The Honest Tradeoffs
Cloud AI wins on time-to-value. You can have a working prototype in hours, not weeks. For non-PHI use cases, pilot projects, and low-risk internal tools, cloud APIs are pragmatic.
Self-hosted wins on control and long-term risk reduction. When you're processing thousands of clinical notes per day, the calculus shifts: you eliminate vendor dependency, reduce per-inference cost at scale, and maintain an airtight compliance posture. The upfront investment is real - expect $50K-$200K for a production-grade GPU cluster, depending on model size and throughput requirements - but the marginal cost of each additional inference approaches zero.
For many healthcare organizations, the practical path is a hybrid approach: cloud AI for non-PHI workloads and internal tools, self-hosted models for anything that touches patient data. Platforms like Compass AI exist specifically to reduce the operational burden of self-hosted deployment, providing the data sovereignty of on-prem with a managed experience closer to cloud.
Frequently Asked Questions
Can I use ChatGPT or GPT-4 with patient data if I sign a BAA?
OpenAI offers a BAA for ChatGPT Enterprise and the API, but the BAA only covers specific services and configurations. Consumer ChatGPT is explicitly excluded. Even with a BAA, you must ensure prompts are minimized to necessary PHI only, and you remain responsible for access controls, audit logging, and encryption at rest. The BAA transfers some liability but not all responsibility.
How do open-source models compare to GPT-4 for clinical tasks?
Llama 3 70B and Mixtral 8x22B approach GPT-4 performance on general reasoning and medical knowledge benchmarks. For specialized clinical tasks like note summarization or ICD coding, fine-tuned open models often match or exceed general-purpose frontier models because they're trained on domain-specific data. The gap has narrowed significantly since 2024, and for most healthcare NLP tasks, open models are production-ready.
What GPU hardware do I need to run a self-hosted LLM?
For a 7-8B parameter model (Llama 3 8B, Mistral 7B): a single NVIDIA A10G or L4 GPU with 24GB VRAM is sufficient. For 70B models: plan for 2-4 NVIDIA A100 (80GB) or H100 GPUs. Quantized versions (4-bit GPTQ/AWQ) can cut memory requirements roughly in half with minimal quality loss. Running Llama 3 70B quantized is feasible on two A100s.
Does self-hosted mean I don't need to worry about HIPAA at all?

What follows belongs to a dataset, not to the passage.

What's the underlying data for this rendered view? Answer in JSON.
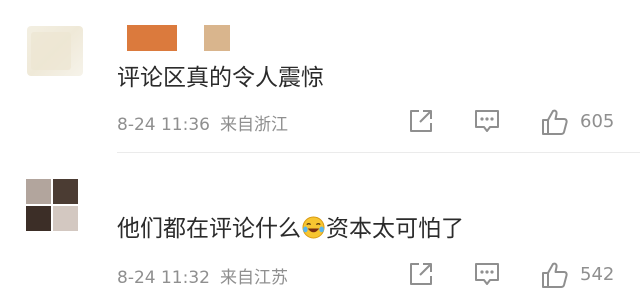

No. HIPAA applies to how you handle PHI regardless of where the AI runs. Self-hosted eliminates the business associate relationship with an AI vendor, but you still must implement the HIPAA Security Rule: access controls, encryption, audit logs, risk assessments, and workforce training. What it does eliminate is third-party data exposure and the compliance complexity of managing vendor BAAs.
What's the total cost of ownership for self-hosted vs. cloud over three years?
For a mid-size deployment processing 10,000 inference requests per day: cloud AI API costs typically run $3,000-$15,000/month depending on model and token volume. A self-hosted setup with two A100 GPUs costs roughly $60K-$80K upfront for hardware, plus $1,500-$3,000/month for power, cooling, and staff time. At moderate-to-high volume, self-hosted breaks even around 12-18 months and becomes significantly cheaper over a three-year horizon.